I was extremely lucky that, from the get go, I had people on my side who wanted to see The Gulf get made. My art director and editor were enthusiastic and supportive from the initial pitch and both enabled me to make the book I wanted to make (down to the ridiculous size and low price point). I feel so grateful for that care they put into it. I spent a lot of time worrying it would have to be sanitised or drastically changed for the audience but the heart of it is exactly what I wanted. Of course there were things that changed or were cut while working on it but I feel strongly that this is the book I wanted to make. There are a lot of ways it would be different if I made it on my own but I do not believe it would be a better book for it.

Finally, this book is about reaching for a different way of living. Did it inspire you to change anything about how you live or work?

Writing about someone who desires to do “nothing” helped me diminish the deeply ingrained idea that my labor is what makes me valuable as a human or that work is my purpose. It feels like a huge win to be rid of the feeling of being tethered to my drafting table even when I’m out in the world. I like being a well rounded, often idle, human being.
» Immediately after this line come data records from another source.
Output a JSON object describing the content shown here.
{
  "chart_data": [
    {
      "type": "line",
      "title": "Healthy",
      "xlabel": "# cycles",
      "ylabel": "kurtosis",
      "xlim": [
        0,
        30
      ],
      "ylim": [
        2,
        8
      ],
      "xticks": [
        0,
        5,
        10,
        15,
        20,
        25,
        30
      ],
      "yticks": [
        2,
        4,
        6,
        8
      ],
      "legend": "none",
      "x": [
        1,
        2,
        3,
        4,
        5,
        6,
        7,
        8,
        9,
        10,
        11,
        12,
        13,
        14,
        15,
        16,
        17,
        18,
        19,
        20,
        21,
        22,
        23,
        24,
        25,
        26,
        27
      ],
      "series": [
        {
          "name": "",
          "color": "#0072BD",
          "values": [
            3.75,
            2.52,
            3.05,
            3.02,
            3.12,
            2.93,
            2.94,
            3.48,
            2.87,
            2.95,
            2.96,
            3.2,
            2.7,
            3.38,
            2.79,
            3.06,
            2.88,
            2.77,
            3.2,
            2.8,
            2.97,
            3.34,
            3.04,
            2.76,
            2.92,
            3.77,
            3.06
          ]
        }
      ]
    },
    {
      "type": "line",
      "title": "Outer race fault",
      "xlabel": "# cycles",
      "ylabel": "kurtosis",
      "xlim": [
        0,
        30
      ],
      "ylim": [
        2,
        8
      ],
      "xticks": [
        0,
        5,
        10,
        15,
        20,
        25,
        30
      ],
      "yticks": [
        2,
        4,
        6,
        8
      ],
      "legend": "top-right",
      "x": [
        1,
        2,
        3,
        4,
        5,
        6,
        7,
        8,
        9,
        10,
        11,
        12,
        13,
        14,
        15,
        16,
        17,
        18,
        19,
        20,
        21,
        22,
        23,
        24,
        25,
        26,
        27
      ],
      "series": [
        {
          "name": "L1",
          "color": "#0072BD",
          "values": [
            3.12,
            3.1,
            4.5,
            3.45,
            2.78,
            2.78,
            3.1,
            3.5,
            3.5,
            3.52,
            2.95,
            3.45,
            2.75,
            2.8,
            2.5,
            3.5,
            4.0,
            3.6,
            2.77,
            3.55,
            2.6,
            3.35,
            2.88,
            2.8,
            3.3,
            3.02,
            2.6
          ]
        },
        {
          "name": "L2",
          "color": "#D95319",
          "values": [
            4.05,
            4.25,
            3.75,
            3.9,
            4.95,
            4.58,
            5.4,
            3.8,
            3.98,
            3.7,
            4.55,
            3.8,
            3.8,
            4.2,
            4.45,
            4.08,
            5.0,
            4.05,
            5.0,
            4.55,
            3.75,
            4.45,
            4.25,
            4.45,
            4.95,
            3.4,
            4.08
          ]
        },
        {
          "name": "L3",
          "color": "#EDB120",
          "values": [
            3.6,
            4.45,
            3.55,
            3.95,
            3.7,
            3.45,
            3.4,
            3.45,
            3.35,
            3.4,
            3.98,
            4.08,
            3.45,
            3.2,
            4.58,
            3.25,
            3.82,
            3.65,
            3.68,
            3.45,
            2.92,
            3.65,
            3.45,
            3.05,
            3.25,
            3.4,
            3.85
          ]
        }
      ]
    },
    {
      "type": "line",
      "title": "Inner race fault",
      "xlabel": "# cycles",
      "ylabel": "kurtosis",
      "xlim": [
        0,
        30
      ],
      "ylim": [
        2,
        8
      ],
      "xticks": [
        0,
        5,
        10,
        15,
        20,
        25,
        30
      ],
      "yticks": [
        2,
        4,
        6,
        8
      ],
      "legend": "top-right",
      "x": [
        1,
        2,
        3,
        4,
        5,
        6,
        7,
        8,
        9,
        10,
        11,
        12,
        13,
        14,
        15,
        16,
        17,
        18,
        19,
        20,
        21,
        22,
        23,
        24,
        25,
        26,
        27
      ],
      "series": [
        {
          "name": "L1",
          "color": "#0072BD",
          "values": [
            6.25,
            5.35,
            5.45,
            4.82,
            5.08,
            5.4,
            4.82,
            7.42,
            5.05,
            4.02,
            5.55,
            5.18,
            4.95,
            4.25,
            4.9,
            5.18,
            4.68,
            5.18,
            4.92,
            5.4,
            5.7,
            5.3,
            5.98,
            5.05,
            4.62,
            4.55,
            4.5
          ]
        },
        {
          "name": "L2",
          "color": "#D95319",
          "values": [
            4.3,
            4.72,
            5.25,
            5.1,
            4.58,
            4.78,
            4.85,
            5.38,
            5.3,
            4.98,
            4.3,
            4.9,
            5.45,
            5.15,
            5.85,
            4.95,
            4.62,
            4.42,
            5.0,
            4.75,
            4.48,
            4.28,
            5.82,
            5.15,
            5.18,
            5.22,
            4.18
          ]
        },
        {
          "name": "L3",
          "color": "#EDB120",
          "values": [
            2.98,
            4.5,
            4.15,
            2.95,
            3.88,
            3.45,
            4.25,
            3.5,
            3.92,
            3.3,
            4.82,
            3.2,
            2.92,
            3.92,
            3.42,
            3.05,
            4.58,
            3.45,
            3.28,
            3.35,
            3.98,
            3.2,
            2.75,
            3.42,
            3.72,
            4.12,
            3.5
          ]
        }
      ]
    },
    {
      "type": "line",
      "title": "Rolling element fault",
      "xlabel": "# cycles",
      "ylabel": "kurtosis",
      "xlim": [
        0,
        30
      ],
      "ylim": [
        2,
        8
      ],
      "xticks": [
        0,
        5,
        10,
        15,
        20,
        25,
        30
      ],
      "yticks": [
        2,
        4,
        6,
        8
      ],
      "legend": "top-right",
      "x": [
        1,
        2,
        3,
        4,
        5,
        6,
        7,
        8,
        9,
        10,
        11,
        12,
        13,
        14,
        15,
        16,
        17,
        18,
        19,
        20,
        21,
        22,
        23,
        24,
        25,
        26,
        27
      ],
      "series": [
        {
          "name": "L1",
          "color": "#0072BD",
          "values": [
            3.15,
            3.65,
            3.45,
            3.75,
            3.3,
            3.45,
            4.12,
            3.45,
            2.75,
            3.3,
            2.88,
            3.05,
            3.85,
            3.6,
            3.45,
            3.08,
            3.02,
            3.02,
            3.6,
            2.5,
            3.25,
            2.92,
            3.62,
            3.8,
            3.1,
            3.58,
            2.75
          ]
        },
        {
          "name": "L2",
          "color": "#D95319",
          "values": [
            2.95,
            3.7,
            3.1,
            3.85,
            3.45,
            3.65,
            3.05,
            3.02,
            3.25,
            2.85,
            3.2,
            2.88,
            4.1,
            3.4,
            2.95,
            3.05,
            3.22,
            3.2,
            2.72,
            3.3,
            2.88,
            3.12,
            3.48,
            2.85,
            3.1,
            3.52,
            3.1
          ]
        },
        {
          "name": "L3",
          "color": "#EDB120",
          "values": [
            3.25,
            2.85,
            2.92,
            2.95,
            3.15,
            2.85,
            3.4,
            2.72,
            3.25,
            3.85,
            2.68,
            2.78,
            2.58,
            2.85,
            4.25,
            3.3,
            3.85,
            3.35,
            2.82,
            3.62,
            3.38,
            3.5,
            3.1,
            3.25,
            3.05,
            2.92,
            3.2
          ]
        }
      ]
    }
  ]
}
I feel more certain that the struggle for something better is worthwhile. We’re always asked to have an answer for “what” our radically better future looks like or how it will function by a broken system that expects our answer to fit inside it. I would like to think that our refusal to give answers is potentially powerful. There’s no end result of this. There’s no fixed result in an ecosystem. We’re constantly asked to “be reasonable” by something that twists reason and logic to evil ends and is focussed upon a fixed outcome. We must always push against it. I think defiantly but confidently not knowing what the future looks like but feeling strongly that it should be equitable for all (human and non-human alike) is worth acting upon, inexhaustibly (“like a weed,” as the book says).

Comments

Truly appreciated your thoughtful questions friend!

Adam

Ah gosh - this means so much to read. Thank you!!!!

Adam

Thanks again for doing this! It was a lot of fun getting your thoughts and a bunch of my patrons have voiced their appreciation as well.

J. Marshall Smith

It’s really awesome to read some of your thoughts and process for this book :] Not exactly the same age as Oli or the same biome lol, but as a 20-year old from the Great Lakes region this book resonated with me so strongly. From the imperfect coming of age, seeing fucked up world and wondering how to fix it, to the characters’ relationship with nature and the dandelion symbolism. For me it was one of those books that just comes into your life at the perfect moment, says what you have needed to hear. There’s no fixed result in an ecosystem” is such a perfect metaphor for thinking about the future and how we shape it. Also I’m so happy that the “ridiculous size” was supported by your art director and editor. The large page size is so unique and allowed for some really wonderful big page layouts I had never seen anything like before. It was one of my favorite parts of getting to hold the physical book in my hands, if that makes sense. Great interview!